Hargrove was one of the first voices heard in Blackfish, the 2013 documentary that raised questions about SeaWorld’s practices; it was released three years after the death of a SeaWorld trainer named Dawn Brancheau, who was attacked by an orca during a performance. Hargrove’s book elaborates on some of the documentary’s claims but also testifies to the thrill of standing athwart four tons of muscle rushing through the water at 30 miles an hour. And, equally, the nearly mystical experience of bonding with an intelligence eerily similar to our own, yet ultimately unfathomable—and uncontrollable.

Hargrove, who quit SeaWorld in 2012, suffered numerous broken bones and nearly destroyed his sinuses. It was a risk he ran with his eyes open, and one that, in the end, he seems to feel was almost worth it. “I owe those whales,” he says in an interview. “They gave me so much in my life and my career.” But the whales’ physical and emotional well-being, he grew to believe, was incompatible with captivity. Confined to unnatural social groups for the convenience of their owners, bored and restless, forced to perform tricks for food that trainers withheld as punishment, they occasionally slipped, he writes, “into the dark side.”

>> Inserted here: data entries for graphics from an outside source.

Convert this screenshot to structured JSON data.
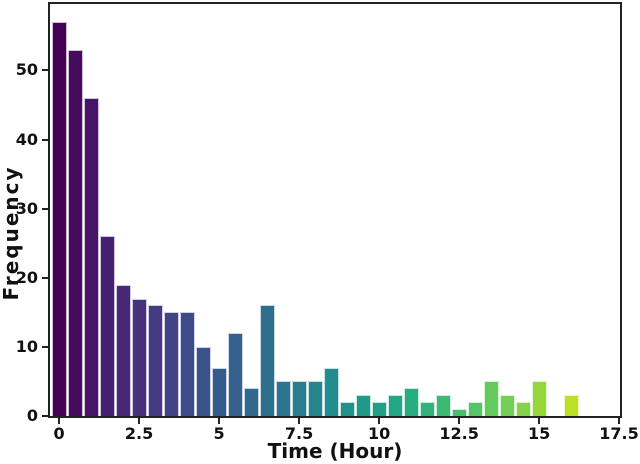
{
  "figure": {
    "background": "#ffffff",
    "axis_color": "#222222",
    "text_color": "#111111"
  },
  "chart_data": {
    "type": "bar",
    "subtype": "histogram",
    "title": "",
    "xlabel": "Time (Hour)",
    "ylabel": "Frequency",
    "colormap": "viridis",
    "grid": false,
    "legend": null,
    "categories": [
      0,
      0.5,
      1,
      1.5,
      2,
      2.5,
      3,
      3.5,
      4,
      4.5,
      5,
      5.5,
      6,
      6.5,
      7,
      7.5,
      8,
      8.5,
      9,
      9.5,
      10,
      10.5,
      11,
      11.5,
      12,
      12.5,
      13,
      13.5,
      14,
      14.5,
      15,
      15.5,
      16
    ],
    "values": [
      57,
      53,
      46,
      26,
      19,
      17,
      16,
      15,
      15,
      10,
      7,
      12,
      4,
      16,
      5,
      5,
      5,
      7,
      2,
      3,
      2,
      3,
      4,
      2,
      3,
      1,
      2,
      5,
      3,
      2,
      5,
      0,
      3
    ],
    "bar_colors": [
      "#440154",
      "#450b5d",
      "#461567",
      "#471f70",
      "#472877",
      "#45317c",
      "#433a81",
      "#414386",
      "#3e4b89",
      "#3b528a",
      "#375a8c",
      "#34618d",
      "#31688d",
      "#2e6f8e",
      "#2b768e",
      "#287d8e",
      "#26848d",
      "#238c8c",
      "#21928b",
      "#219989",
      "#229f87",
      "#22a685",
      "#28ac80",
      "#32b37b",
      "#3cb975",
      "#46c06f",
      "#55c566",
      "#64ca5e",
      "#73cf55",
      "#84d34a",
      "#97d73e",
      "#aadb32",
      "#bddf26"
    ],
    "bar_width_hours": 0.47,
    "xlim": [
      -0.285,
      17.53
    ],
    "ylim": [
      0,
      59.6
    ],
    "x_tick_values": [
      0,
      2.5,
      5,
      7.5,
      10,
      12.5,
      15,
      17.5
    ],
    "x_tick_labels": [
      "0",
      "2.5",
      "5",
      "7.5",
      "10",
      "12.5",
      "15",
      "17.5"
    ],
    "y_tick_values": [
      0,
      10,
      20,
      30,
      40,
      50
    ],
    "y_tick_labels": [
      "0",
      "10",
      "20",
      "30",
      "40",
      "50"
    ]
  }
}
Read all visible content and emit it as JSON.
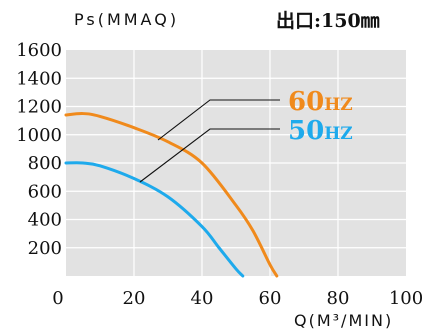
{
  "chart_data": {
    "type": "line",
    "title": "出口:150㎜",
    "ylabel": "Ps(MMAQ)",
    "xlabel": "Q(M³/MIN)",
    "xlim": [
      0,
      100
    ],
    "ylim": [
      0,
      1600
    ],
    "x_ticks": [
      "0",
      "20",
      "40",
      "60",
      "80",
      "100"
    ],
    "y_ticks": [
      "200",
      "400",
      "600",
      "800",
      "1000",
      "1200",
      "1400",
      "1600"
    ],
    "grid": true,
    "series": [
      {
        "name": "60HZ",
        "color": "#f08a1c",
        "x": [
          0,
          5,
          10,
          20,
          30,
          40,
          50,
          55,
          60,
          62
        ],
        "y": [
          1140,
          1150,
          1130,
          1050,
          950,
          800,
          500,
          320,
          80,
          0
        ]
      },
      {
        "name": "50HZ",
        "color": "#1eaaec",
        "x": [
          0,
          5,
          10,
          20,
          30,
          40,
          45,
          50,
          52
        ],
        "y": [
          800,
          800,
          780,
          690,
          560,
          350,
          200,
          50,
          0
        ]
      }
    ]
  }
}
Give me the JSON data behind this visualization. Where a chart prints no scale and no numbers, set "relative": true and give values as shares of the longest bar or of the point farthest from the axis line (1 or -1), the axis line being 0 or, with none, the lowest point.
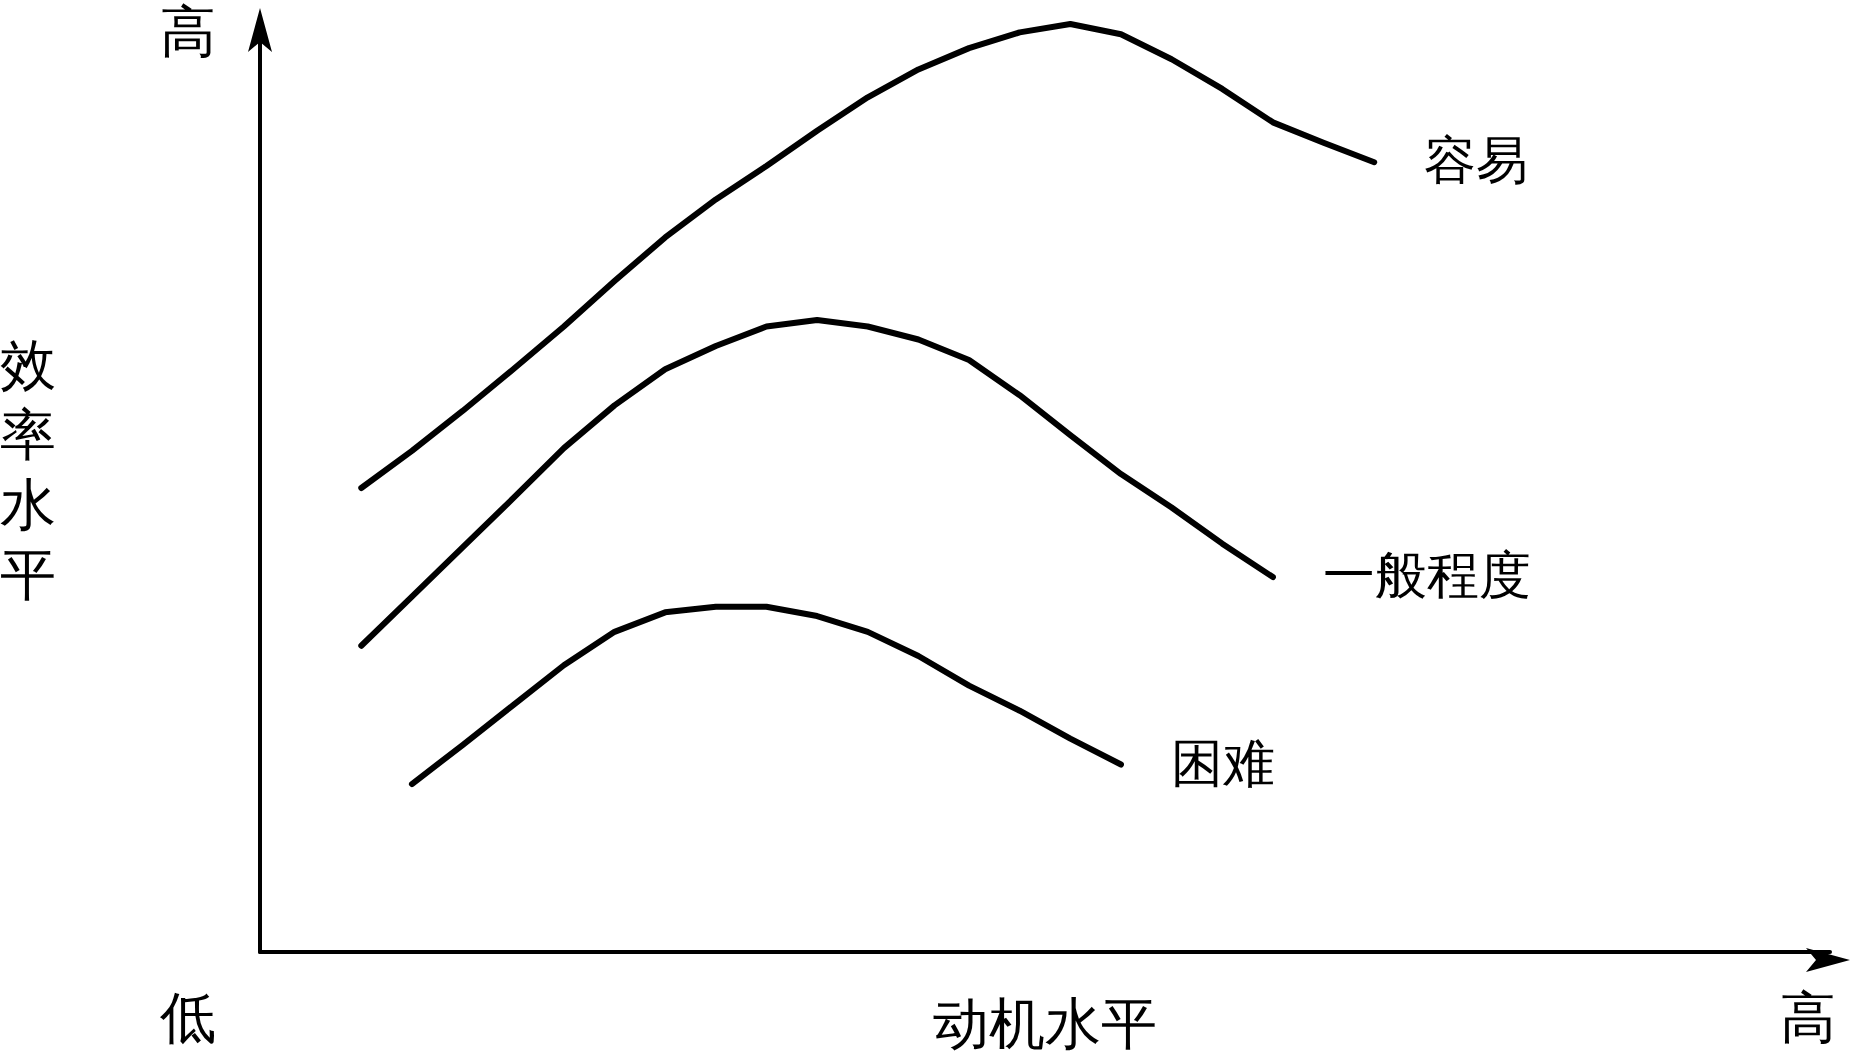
{
  "chart_data": {
    "type": "line",
    "relative": true,
    "xlabel": "动机水平",
    "ylabel": "效率水平",
    "annotations": [
      "高",
      "低",
      "高"
    ],
    "legend": false,
    "grid": false,
    "marker": "none",
    "line_style": "solid",
    "categories": [
      null,
      null,
      null,
      null,
      null,
      null,
      null,
      null,
      null,
      null,
      null,
      null,
      null,
      null,
      null,
      null,
      null,
      null,
      null,
      null,
      null,
      null,
      null,
      null,
      null,
      null,
      null,
      null,
      null,
      null,
      null,
      null
    ],
    "series": [
      {
        "name": "容易",
        "color": "#000000",
        "values": [
          null,
          null,
          0.5,
          0.54,
          0.583,
          0.628,
          0.674,
          0.723,
          0.77,
          0.811,
          0.847,
          0.885,
          0.921,
          0.951,
          0.974,
          0.991,
          1,
          0.989,
          0.962,
          0.93,
          0.894,
          0.872,
          0.851,
          null,
          null,
          null,
          null,
          null,
          null,
          null,
          null,
          null
        ]
      },
      {
        "name": "一般程度",
        "color": "#000000",
        "values": [
          null,
          null,
          0.33,
          0.383,
          0.436,
          0.489,
          0.543,
          0.589,
          0.628,
          0.653,
          0.674,
          0.681,
          0.674,
          0.66,
          0.638,
          0.6,
          0.557,
          0.515,
          0.479,
          0.44,
          0.404,
          null,
          null,
          null,
          null,
          null,
          null,
          null,
          null,
          null,
          null,
          null
        ]
      },
      {
        "name": "困难",
        "color": "#000000",
        "values": [
          null,
          null,
          null,
          0.181,
          0.223,
          0.266,
          0.309,
          0.345,
          0.366,
          0.372,
          0.372,
          0.362,
          0.345,
          0.319,
          0.287,
          0.26,
          0.23,
          0.202,
          null,
          null,
          null,
          null,
          null,
          null,
          null,
          null,
          null,
          null,
          null,
          null,
          null,
          null
        ]
      }
    ]
  }
}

SeaWorld won’t discuss Hargrove’s book before it appears, but vice president of communications Fred Jacobs writes in an email that “John Hargrove joined ranks with animal rights extremists after leaving SeaWorld and has eagerly embraced their habit of misleading the public to advance an agenda.” The company disputes most of the assertions in Blackfish, but it has outfitted some pools with fast-rising floors, so that a person who falls into the water with a whale can be quickly lifted to the surface. (After Brancheau’s death, the Occupational Safety and Health Administration prohibited trainers from performing in the water with orcas.) Trainers have begun carrying emergency compressed air. And the San Diego park plans to begin construction this year on a new orca habitat, called Blue World, that will more than double the swimming space.

Hargrove, living now in New York City, has adopted a pet of his own: Beowulf, a 98-pound pit bull-Dalmatian cross. She is, he says, as close as you can get to a killer whale in dog form.